The BRC Prize

The Black Reconstruction Collective Prize recognizes cultural practitioners at pivotal points in their practice by acknowledging them with a $10,000 unrestricted award, allowing them full control over the use of funds. The BRC recognizes that this kind of support can provide a practitioner with the stability that keeps them working and prizes like this make that a possibility. This prize was created by the founders of the Black Reconstruction Collective as a way to launch the organization as a funder and support system for Black creatives.

2023 Awardees

  • Black Quantum Futurism

    Black Quantum Futurism is an interdisciplinary creative practice between Camae Ayewa and Rasheedah Phillips that weaves quantum physics and Afrodiasporan concepts of time, ritual, text, and sound, creating counterhistories and Black quantum futures that challenge exclusionary, mainstream versions of time. Black Quantum Futurism has created a number of community-based projects, performances, experimental music projects, installations, workshops, books, short films, zines, including the Community Futures Lab, Black Woman Temporal Portal, and the Black Time Belt. BQF Collective has been awarded a 2022 Creative Capital Fellowship, 2020 Arts at CERN Artist Residents, 2020-2022 Vera List Center Fellow, 2021 Knight Art + Tech Fellows, 2017 Center for Emerging Visual Artists Fellow, and 2017 Pew Fellow. BQF has presented, exhibited, and performed at documenta fifteen, Copenhagen Contemporary. Counterpublic, REDCAT, Chicago Architecture Biennial, Monument Lab x Village of Art and Humanities, Manifesta 13, ICA London, Shanghai Art Biennale, and many more.

  • Zoé Samudzi

    Zoé Samudzi

    Zoé Samudzi is the Charles E. Scheidt Visiting Assistant Professor of Genocide Studies and Genocide Prevention at the Strassler Center for Holocaust and Genocide Studies at Clark University. She holds a PhD in Medical Sociology from the University of California, San Francisco in the Department of Social and Behavioral Sciences. She is also a Research Associate with the Center for the Study of Race, Gender & Class (RGC) at the University of Johannesburg.

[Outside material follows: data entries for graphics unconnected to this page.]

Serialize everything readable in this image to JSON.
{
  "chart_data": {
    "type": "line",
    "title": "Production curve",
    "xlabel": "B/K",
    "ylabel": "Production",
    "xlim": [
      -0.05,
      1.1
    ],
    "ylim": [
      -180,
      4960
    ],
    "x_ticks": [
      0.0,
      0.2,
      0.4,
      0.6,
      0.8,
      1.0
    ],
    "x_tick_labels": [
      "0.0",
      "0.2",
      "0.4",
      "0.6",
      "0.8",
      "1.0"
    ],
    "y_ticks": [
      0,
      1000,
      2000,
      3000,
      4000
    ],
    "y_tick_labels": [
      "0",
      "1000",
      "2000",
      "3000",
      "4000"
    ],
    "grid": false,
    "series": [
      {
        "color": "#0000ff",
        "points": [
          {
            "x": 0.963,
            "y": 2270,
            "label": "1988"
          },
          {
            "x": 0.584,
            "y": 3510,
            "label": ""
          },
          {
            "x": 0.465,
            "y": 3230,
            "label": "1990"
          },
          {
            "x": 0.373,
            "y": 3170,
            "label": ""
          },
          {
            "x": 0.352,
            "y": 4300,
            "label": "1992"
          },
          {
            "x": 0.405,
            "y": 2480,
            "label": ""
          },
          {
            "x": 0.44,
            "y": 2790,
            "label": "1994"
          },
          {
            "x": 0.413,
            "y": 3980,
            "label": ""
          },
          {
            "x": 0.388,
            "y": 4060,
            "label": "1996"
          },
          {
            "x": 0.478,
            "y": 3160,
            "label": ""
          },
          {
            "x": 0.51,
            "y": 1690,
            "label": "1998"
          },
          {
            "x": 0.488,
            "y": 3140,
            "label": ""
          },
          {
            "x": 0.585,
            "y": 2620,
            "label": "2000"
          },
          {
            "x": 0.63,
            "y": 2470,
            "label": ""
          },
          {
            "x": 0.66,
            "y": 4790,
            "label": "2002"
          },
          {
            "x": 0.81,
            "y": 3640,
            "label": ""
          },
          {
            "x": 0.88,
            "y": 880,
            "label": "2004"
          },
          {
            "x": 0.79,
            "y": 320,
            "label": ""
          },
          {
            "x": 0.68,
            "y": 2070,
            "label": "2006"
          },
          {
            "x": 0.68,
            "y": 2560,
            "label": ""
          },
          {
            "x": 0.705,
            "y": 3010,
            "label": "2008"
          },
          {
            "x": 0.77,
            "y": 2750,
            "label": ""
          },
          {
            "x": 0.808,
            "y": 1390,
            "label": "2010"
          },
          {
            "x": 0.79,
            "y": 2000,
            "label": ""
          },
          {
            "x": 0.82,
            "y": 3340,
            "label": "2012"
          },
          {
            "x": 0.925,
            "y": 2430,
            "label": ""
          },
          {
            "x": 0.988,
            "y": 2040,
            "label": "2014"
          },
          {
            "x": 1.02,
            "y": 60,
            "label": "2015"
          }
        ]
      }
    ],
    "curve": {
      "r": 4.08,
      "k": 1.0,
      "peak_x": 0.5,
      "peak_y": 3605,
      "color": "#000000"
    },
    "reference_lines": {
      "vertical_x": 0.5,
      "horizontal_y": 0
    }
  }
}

    Zoé is a writer and critic whose work has appeared in Art in America, Artforum, Bookforum, The New Inquiry, The Architectural Review, The New Republic, the Funambulist, and other outlets. She is an associate editor with Parapraxis Magazine, a contributing writer at Jewish Currents, and co-author of As Black as Resistance: Finding the Conditions for Liberation (AK Press).

    She is represented by Alison Lewis at the Francis Goldin Literary Agency

2022 Awardees

  • Tonika Lewis Johnson

    Tonika Lewis Johnson is a photographer/social justice artist and life-long resident of Chicago’s South Side neighborhood of Englewood. She is also co-founder of two community-based organizations, Englewood Arts Collective and Resident Association of Greater Englewood, that mobilize people and resources for positive change in Greater Englewood.

    She plans to use these funds to directly support her ongoing project Inequity for Sale which explores the legalized theft of homes and the effects it has had on Black communities. In the 50s and 60s, using Land Sale Contracts, properties and income were stolen from aspiring Black homeowners by predatory lenders and has directly contributed to inequity in present day Black communities. Inequity for Sale includes land markers and an archival website with documentation of the homes and stories of residents, a podcast, and virtual walking tour that connects this history with present-day conditions.

  • Ife Salema Vanable BRC Prize

    Ife Salema Vanable

    Ife Salema Vanable is a seeker, interested in tales, histories, theories, and architectures; their formations and tellings. Ife directs i/van/able, a Bronx-based architectural workshop and think tank producing theoretical, speculative, and physical interventions that defy prevailing notions of type, taste and form.

    As an architectural historian at the end of her PhD program at Columbia University, Ife Vanable’s practice is deeply rooted in her research. These funds will allow her to begin applying her research around interior spaces as a site of convening and entangled interior geographies into physical objects and writing. Vanable’s upcoming projects will expand her research based work into a tangible spatial practice.